DOM-based XSS occurs entirely in the browser. The server sends a safe page, but client-side JavaScript reads a value from a URL fragment, query parameter, or cookie and writes it to the DOM without sanitization. PHP-level escaping does not help here because the vulnerability is in the JavaScript, not the PHP template.

The defense is to avoid innerHTML, document.write(), and eval() when writing URL-derived values to the page. Use textContent instead of innerHTML when you only need to display text. When you need to allow some HTML in client-side output, use a client-side sanitization library like DOMPurify.


Escaping Translated Strings

Translated strings require the same escaping as any other value. WordPress provides combined functions that translate and escape in one call.

  • esc_html_e() – translates and echoes with HTML escaping
  • esc_html__() – translates and returns with HTML escaping
  • esc_attr_e() – translates and echoes with attribute escaping
  • esc_attr__() – translates and returns with attribute escaping

Using esc_html_e() instead of _e() is the right default for any translation that goes into an HTML text node. The combined function removes a step where escaping could be accidentally omitted.


Integrating Escaping Checks into Code Review

The most reliable way to catch missing escaping is to make it a code review checklist item rather than a post-deployment audit. A minimal escaping checklist for every PR that touches template files:

  • Every echo statement outputs through an escaping function. The function name matches the output context (html, attr, url, js, textarea).
  • Every translated string output through _e() has been replaced with esc_html_e(), esc_attr_e(), or the appropriate combined function.
  • No raw innerHTML assignments or document.write() calls receive URL-derived values.
  • All custom field values used in templates are passed through the right escaping function for their output context.
  • REST API endpoint output that renders HTML uses wp_kses_post() or the custom allowlist appropriate for that endpoint’s content type.

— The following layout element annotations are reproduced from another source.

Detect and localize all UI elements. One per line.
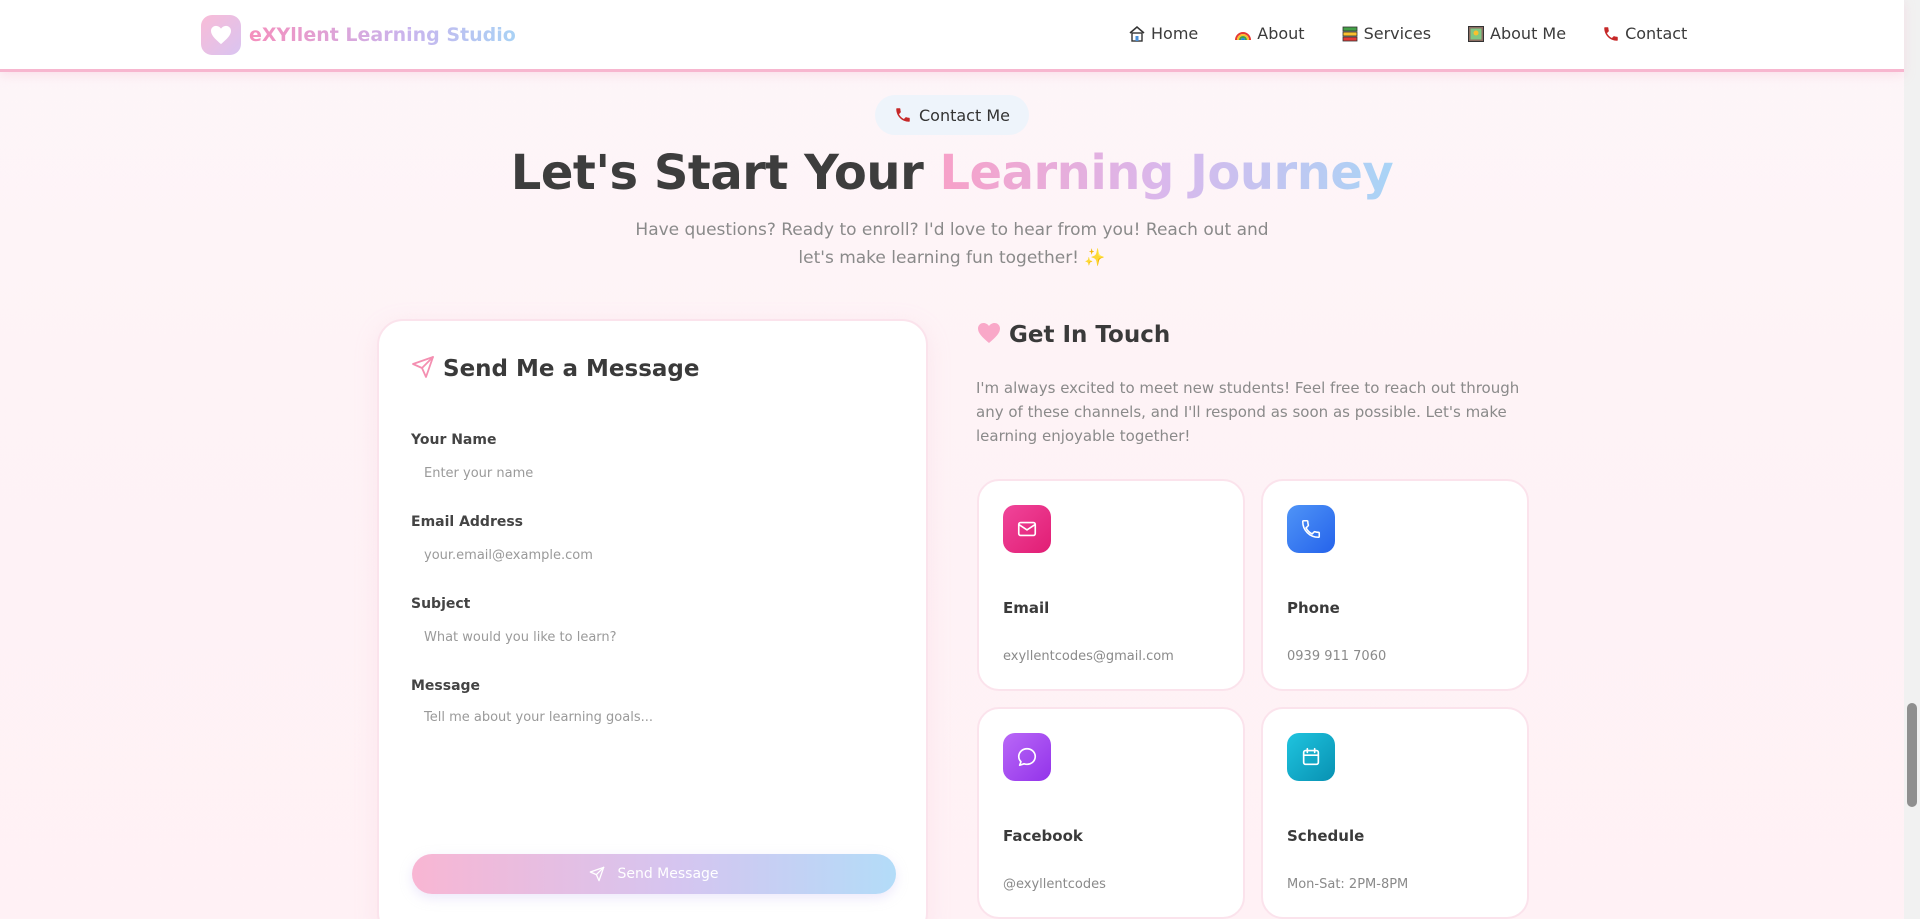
picture-icon: [1467, 25, 1485, 43]
card-value: 0939 911 7060: [1287, 649, 1387, 664]
telephone-icon: [894, 106, 912, 124]
nav-item-services[interactable]: Services: [1341, 24, 1431, 43]
phone-icon: [1287, 505, 1335, 553]
card-title: Phone: [1287, 599, 1340, 617]
name-label: Your Name: [411, 432, 497, 448]
phone-card[interactable]: Phone 0939 911 7060: [1261, 479, 1529, 691]
form-heading: Send Me a Message: [411, 355, 699, 383]
pill-label: Contact Me: [919, 105, 1010, 125]
send-icon: [411, 355, 435, 383]
site-header: eXYllent Learning Studio Home About Serv…: [0, 0, 1904, 72]
card-value: Mon-Sat: 2PM-8PM: [1287, 877, 1409, 892]
nav-label: About Me: [1490, 24, 1567, 43]
nav-item-about[interactable]: About: [1234, 24, 1305, 43]
send-message-button[interactable]: Send Message: [412, 854, 896, 894]
nav-label: Services: [1363, 24, 1432, 43]
telephone-icon: [1602, 25, 1620, 43]
message-textarea[interactable]: [409, 702, 895, 822]
nav-item-about-me[interactable]: About Me: [1467, 24, 1566, 43]
subject-input[interactable]: [409, 620, 895, 654]
name-input[interactable]: [409, 456, 895, 490]
facebook-card[interactable]: Facebook @exyllentcodes: [977, 707, 1245, 919]
nav-label: Home: [1151, 24, 1199, 43]
heart-icon: [977, 322, 1001, 348]
heart-icon: [201, 15, 241, 55]
title-highlight: Learning Journey: [939, 145, 1394, 201]
page-subtitle: Have questions? Ready to enroll? I'd lov…: [635, 220, 1269, 268]
calendar-icon: [1287, 733, 1335, 781]
mail-icon: [1003, 505, 1051, 553]
main-nav: Home About Services About Me Contact: [1128, 24, 1687, 43]
house-icon: [1128, 25, 1146, 43]
title-plain: Let's Start Your: [510, 145, 940, 201]
scrollbar-thumb[interactable]: [1907, 703, 1917, 807]
touch-description: I'm always excited to meet new students!…: [976, 379, 1520, 445]
email-input[interactable]: [409, 538, 895, 572]
card-value: @exyllentcodes: [1003, 877, 1106, 892]
form-title: Send Me a Message: [443, 356, 700, 382]
message-form-card: Send Me a Message Your Name Email Addres…: [377, 319, 928, 919]
logo[interactable]: eXYllent Learning Studio: [201, 15, 516, 55]
nav-label: Contact: [1625, 24, 1688, 43]
send-icon: [589, 866, 605, 882]
message-label: Message: [411, 678, 481, 694]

Running the grep audit for missing escaping (covered earlier in this guide) as part of CI gives automated coverage for the most obvious cases. Manual review catches the edge cases – values that went through sanitize functions and seem safe but end up in a context that still requires escaping.


Apply the Pattern Consistently

The checklist for any template file: every echo outputs through an escaping function matched to its context. Every form submission sanitizes before storing. Every AJAX handler verifies a nonce and checks capabilities before processing. Once that discipline is consistent across a plugin or theme, the surface area for XSS is close to zero.